Convicted serial killer Dennis Rader walks into the El Dorado Correctional Facility with two Sedgwick County sheriff's officers Friday, Aug. 19, 2005 in El Dorado, Kan. Rader, the self styled BTK killer, admitted killing 10 people in a 30 year span and sentenced to 10 consecutive life terms. (AP Photo/Jeff Tuttle)
BTK. Those three letters struck fear into the hearts of the residents of Wichita, Kansas for three decades. They stand for Bind, Torture, and Kill–the method used by the madman who claimed the lives of 10 men, women, and children starting in 1974. BTK remained one of the most elusive serial killers in American history until his arrest in 2005. When he was finally captured, the identity of the killer shocked the entire city.
BTK first struck in 1974 with the brutal slaying of four members of the Otero family. The mother, father, and two children, aged 11 and 9, were all found dead in their home. The children and father Joseph had been suffocated with plastic bags over their heads, and mother Josephine was found hanging from a drainpipe in the house. Horribly, it was the Otero’s third, teenage son, Charlie, who discovered the carnage when he came home from school on January 15, 1974.
BTK claimed his next victim a few months later on April 4, 1974. Kathryn Bright, 21, was found stabbed in her home. She later died at the hospital. BTK entered a hiatus for nearly three years before appearing again in March 1977.
He entered the home of 24-year-old Shirley Vian, locked her children in a bathroom, and strangled the woman to death.

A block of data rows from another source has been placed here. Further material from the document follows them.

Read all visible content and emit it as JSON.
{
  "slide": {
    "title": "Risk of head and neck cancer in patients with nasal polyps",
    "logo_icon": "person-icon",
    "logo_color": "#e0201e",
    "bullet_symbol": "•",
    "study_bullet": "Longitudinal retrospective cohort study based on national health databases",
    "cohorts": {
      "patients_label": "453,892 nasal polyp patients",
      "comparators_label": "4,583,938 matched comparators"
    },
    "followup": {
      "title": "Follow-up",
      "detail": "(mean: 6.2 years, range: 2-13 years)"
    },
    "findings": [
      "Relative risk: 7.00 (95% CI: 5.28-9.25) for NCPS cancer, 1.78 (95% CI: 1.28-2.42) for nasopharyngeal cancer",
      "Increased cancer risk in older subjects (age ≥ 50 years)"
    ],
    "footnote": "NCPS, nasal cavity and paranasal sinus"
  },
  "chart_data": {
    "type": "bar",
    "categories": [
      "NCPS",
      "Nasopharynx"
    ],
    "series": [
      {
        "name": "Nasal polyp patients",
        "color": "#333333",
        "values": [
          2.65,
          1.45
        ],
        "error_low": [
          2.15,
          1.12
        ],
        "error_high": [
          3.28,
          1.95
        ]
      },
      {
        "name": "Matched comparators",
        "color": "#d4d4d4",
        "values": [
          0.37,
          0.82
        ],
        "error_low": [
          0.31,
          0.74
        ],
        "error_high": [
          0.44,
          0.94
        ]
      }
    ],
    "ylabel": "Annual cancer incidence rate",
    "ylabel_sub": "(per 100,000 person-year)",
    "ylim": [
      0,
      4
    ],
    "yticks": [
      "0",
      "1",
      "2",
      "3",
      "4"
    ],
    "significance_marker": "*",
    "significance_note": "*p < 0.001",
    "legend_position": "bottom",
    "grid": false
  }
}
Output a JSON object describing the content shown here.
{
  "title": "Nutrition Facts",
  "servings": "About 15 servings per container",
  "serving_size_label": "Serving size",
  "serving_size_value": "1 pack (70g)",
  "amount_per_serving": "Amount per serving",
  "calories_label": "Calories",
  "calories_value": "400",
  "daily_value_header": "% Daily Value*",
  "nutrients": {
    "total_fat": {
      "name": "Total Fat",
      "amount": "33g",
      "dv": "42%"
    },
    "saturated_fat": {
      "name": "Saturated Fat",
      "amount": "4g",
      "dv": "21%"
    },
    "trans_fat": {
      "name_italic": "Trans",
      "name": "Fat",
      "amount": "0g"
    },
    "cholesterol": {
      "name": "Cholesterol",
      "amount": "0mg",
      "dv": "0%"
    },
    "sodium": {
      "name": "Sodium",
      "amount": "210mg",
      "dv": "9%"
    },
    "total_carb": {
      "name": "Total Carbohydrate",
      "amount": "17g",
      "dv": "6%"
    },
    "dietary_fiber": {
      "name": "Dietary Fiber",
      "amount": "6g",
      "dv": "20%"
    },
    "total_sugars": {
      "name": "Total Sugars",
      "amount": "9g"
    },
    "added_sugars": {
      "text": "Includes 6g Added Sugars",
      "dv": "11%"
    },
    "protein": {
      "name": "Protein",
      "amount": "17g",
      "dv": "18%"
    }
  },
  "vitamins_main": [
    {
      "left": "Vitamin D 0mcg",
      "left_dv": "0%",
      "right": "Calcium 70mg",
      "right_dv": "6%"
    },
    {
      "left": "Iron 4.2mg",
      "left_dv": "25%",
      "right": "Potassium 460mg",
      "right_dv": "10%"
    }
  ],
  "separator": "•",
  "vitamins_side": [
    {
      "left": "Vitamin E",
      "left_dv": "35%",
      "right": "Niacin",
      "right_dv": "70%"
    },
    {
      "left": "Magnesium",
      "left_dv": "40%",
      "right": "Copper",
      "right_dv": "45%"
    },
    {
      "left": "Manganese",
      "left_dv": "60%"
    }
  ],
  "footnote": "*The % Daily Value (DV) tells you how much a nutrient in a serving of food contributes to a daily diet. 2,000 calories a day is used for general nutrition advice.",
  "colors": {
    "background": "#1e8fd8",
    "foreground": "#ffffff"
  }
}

Later that year he strangled another young woman to death. Wichita was on edge, and every man and woman in the city feared for their and their children’s safety.
BTK sent taunting letters to police and newspapers, claiming responsibility for his heinous crimes. After his December 1977 murder, the killer even called the police to report the crime himself. BTK clearly relished the media attention he received, and he enjoyed toying with investigators who were on the case.
After 1977, almost eight long years passed before BTK killed again. Rumors percolated—had he died? Or been imprisoned on other charges? Those rumors were put to rest on April 27, 1985, when 53-year-old Marine Hedge was found strangled in her home in Park City, a suburb of Wichita. BTK killed twice more in the coming years, strangling women in 1986 and 1991. Then the killings ceased, permanently. Detectives found themselves immersed in a cold case that seemed to have no solid leads.
This entire time, there was a man who lived an outwardly normal existence in the Wichita area. His name was Dennis Rader, and he was married with two children. He was the president of the congregation at his church and worked as a compliance officer for his town, Park City.
Beneath the surface, however, Dennis Rader lived a secretive life of depravity and violence. After his capture, Rader left nothing out while admitting to his darkest fantasies and the many cruel acts he had committed during his life. Rader first began to fantasize about women in bondage when he was still a teenager. At around the same time, he also started killing animals. After turning 21, Rader served in the Air Force and moved to the Wichita area after his discharge in 1970.
Rader’s fantasies became more and more violent over the years. He finally decided to act on them in 1974, when he committed the vicious murders of the Otero family. Over the next three decades, Rader continued living his double life as a Park City employee, respected church member, and loving father and husband in public and a murderous, sexual sadist in private.
In early 2005, Rader made a mistake that finally did him in. Rader left a cereal box in the back of a stranger’s pickup truck at a local Home Depot. The owner of the truck, thinking it was trash, had thrown the box away. Rader, always starving for attention, contacted a local news station asking about the box he had left in the truck.
Police were able to track down the discarded box, which was filled with documents detailing murders that Rader planned to commit. One document asked the police a specific question: Would the killer be able to communicate with police via a floppy disk? The note asked the police to “be honest.” If the police agreed, they were to run a specific message in the local classified ads. The police realized this might be their best shot at apprehending the elusive BTK, and they placed the ad telling BTK they would be unable to track him. A lie, of course.
On February 16, 2005, a floppy disk was mailed to a local TV news station. By examining the disk, police were able to ascertain that a file on it had been saved by someone named Dennis, and that it had been used at the Christ Lutheran Church and at the Park City library. Police discovered that Dennis Rader was the president of the congregation at Christ Lutheran Church and that he lived in Park City.
Police zeroed in on Dennis Rader as their suspect, and swiftly compared his DNA to evidence left at the various crime scenes throughout the years. When the results came back, there was no longer any doubt as to who BTK was. Dennis Rader was arrested on February 25, 2005. In interviews with police, Rader was reportedly stunned and dismayed that detectives would lie to him about being able to track the floppy. Rader wanted the chase to go on forever, and it seems he thought the police would want the same.
During his trial, on June 27, 2005, Rader gave a lengthy, extremely graphic confession detailing the 10 murders he committed between 1974 and 1991.
Dennis Rader was given 10 life sentences, one for each of his victims, in August 2005. Today, the 72-year-old man known as BTK sits in solitary confinement, waiting to die in prison.